Capienze, rimandata la decisione, FIMI: “Il pregiudizio nei confronti della musica è inaccettabile”
Il Governo ha annunciato che neanche questa settimana si deciderà sull'aumento delle capienze per il luoghi della Cultura, nonostante l'annuncio di una scelta entro il 30 settembre e la posizione del Comitato Tecnico Scientifico, che aveva dato il via libera per un'apertura al 100% per i luoghi all'aperto e dell'80% per quelli al chiuso e al 50% per i palazzetti. Una decisione che, in attesa della conferma e delle scelte del Governo, aveva portato a uno scontro aperto tra la Politica e il mondo dei live e gli artisti che avevano chiesto a gran voce di unificarsi all'Europa e abolire il distanziamento, sempre con l'obbligo del green pass. Abbiamo chiesto a Enzo Mazza, CEO di FIMI qual è la sua posizione e quella della federazione su questo ulteriore slittamento.
Come bisogna leggere quest’ennesimo ritardo del Governo nel prendere decisioni sulle capienze?

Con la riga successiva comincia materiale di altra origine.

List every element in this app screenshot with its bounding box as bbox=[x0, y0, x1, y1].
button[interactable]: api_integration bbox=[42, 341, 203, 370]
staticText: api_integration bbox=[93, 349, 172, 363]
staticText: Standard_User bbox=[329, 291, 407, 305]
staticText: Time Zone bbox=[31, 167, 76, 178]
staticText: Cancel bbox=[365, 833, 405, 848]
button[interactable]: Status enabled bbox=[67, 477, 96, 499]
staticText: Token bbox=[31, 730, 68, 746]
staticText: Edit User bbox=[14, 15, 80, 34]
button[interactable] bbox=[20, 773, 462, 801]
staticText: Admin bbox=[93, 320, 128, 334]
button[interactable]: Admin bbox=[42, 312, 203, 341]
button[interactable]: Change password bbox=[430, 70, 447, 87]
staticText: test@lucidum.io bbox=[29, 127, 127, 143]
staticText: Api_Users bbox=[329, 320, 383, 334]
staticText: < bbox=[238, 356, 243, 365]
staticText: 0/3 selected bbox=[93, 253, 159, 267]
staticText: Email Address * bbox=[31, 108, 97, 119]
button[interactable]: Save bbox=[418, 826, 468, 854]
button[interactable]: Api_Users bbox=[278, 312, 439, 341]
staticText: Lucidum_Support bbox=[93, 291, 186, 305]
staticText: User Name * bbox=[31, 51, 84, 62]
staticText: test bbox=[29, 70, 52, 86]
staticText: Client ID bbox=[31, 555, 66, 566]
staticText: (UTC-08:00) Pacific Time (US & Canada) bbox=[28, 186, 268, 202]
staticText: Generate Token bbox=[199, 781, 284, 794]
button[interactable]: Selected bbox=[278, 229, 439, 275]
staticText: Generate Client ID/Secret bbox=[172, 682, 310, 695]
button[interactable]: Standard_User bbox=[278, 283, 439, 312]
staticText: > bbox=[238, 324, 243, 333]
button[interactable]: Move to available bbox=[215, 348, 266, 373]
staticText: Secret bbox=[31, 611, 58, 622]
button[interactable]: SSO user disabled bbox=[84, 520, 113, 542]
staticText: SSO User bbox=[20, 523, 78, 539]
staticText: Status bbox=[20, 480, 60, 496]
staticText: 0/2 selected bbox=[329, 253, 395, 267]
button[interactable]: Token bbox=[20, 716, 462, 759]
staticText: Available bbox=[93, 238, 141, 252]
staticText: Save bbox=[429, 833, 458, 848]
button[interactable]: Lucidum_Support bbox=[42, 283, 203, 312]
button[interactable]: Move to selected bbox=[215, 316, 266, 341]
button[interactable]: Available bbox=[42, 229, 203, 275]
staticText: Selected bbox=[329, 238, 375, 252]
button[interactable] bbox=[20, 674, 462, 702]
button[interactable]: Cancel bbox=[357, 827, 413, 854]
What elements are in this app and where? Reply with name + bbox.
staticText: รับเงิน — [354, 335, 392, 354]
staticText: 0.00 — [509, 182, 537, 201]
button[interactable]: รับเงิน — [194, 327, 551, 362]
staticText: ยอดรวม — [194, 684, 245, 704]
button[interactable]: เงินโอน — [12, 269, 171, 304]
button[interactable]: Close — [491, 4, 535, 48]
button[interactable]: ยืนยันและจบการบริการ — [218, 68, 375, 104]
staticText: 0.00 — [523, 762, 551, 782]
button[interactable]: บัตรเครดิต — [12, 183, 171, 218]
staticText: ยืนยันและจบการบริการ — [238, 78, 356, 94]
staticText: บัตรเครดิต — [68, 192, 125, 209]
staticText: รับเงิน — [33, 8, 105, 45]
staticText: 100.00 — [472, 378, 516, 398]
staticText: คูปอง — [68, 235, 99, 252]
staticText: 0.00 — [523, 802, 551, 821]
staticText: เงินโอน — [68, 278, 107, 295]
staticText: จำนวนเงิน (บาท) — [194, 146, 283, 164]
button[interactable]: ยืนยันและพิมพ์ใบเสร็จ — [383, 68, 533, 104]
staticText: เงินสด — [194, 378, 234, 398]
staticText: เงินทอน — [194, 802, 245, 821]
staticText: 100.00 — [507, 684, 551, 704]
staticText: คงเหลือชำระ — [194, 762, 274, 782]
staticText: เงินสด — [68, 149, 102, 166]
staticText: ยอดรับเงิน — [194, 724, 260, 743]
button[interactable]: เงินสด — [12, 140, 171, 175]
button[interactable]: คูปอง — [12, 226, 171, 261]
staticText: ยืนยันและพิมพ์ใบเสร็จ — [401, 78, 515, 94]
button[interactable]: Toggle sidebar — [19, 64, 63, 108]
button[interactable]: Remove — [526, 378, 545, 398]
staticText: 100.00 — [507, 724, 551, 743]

È una situazione realmente paradossale: da mesi si era ipotizzato che di fronte alle vaccinazioni e all’introduzione del green pass la naturale conseguenza fosse la riapertura. Il ministro Franceschini era stato sempre molto disponibile ed è quindi sorprendente che altre aree del governo siano così rigide con il settore. Sembra che ci si trovi a questo punto di fronte a un vero e proprio pregiudizio nei confronti di questo mondo: a Londra e Parigi nello scorso fine settimana c’erano migliaia di persone al concerto evento di Global Citizen, qui non sappiamo nemmeno cosa si potrà fare fra due mesi. È inaccettabile.
Qual è la posizione ufficiale della FIMI?
Il settore è unito su questo tema e noi sosteniamo le istanze dei promoter, degli artisti, di Siae e dei lavoratori. L’industria del live è una componente fondamentale dell’ecosistema musica e la tutta la discografia è assolutamente solidale con questa battaglia per la riapertura.
Pensi che questo ritardo possa servire per riflettere sulla possibilità di portare al 100% le capienze anche al chiuso?
Me lo auguro: come è noto da tutte le indicazioni fornite dalle imprese del live, è insostenibile economicamente una riapertura limitata, addirittura al 50% per i palazzetti, che sono la location principali per i tour invernali.
Se così non fosse, Cosmo ha detto a Fanpage.it che gli artisti sono pronti a scendere in piazza. È un’alternativa?
La mobilitazione degli artisti personalmente l’avevo auspicata già a maggio quando emerse che sarebbero state autorizzate capienze rilevanti per gli stadi in occasione dell’Europeo di calcio in presenza invece di forti limitazioni per i concerti.
Quella del 2022 sarà un’estate ingolfata di live, se si potranno fare. Quali ricadute ha avuto questo anno e mezzo di pandemia sul settore?
I dati messi a disposizione da Siae sono impressionanti (e parliamo solo di quelli ufficialmente comunicati nel 2021 con riferimento al 2020). Ma la situazione non è certamente migliorata quest’anno: le perdite per il settore dei concerti hanno visto una contrazione dell'83,19% degli ingressi, a cui corrisponde un crollo dell'89,32% della spesa al botteghino. Si tratta di perdite che riflettono non solo economicamente su tutta la filiera del diritto d’autore e delle imprese ma anche con effetti importanti sulle professionalità del settore, che sono di fatto ferme da quasi due anni. Si stanno perdendo skill e professionisti che a causa della crisi devono muoversi su altri settori. Un danno enorme di cui se ne pagheranno le conseguenze per anni.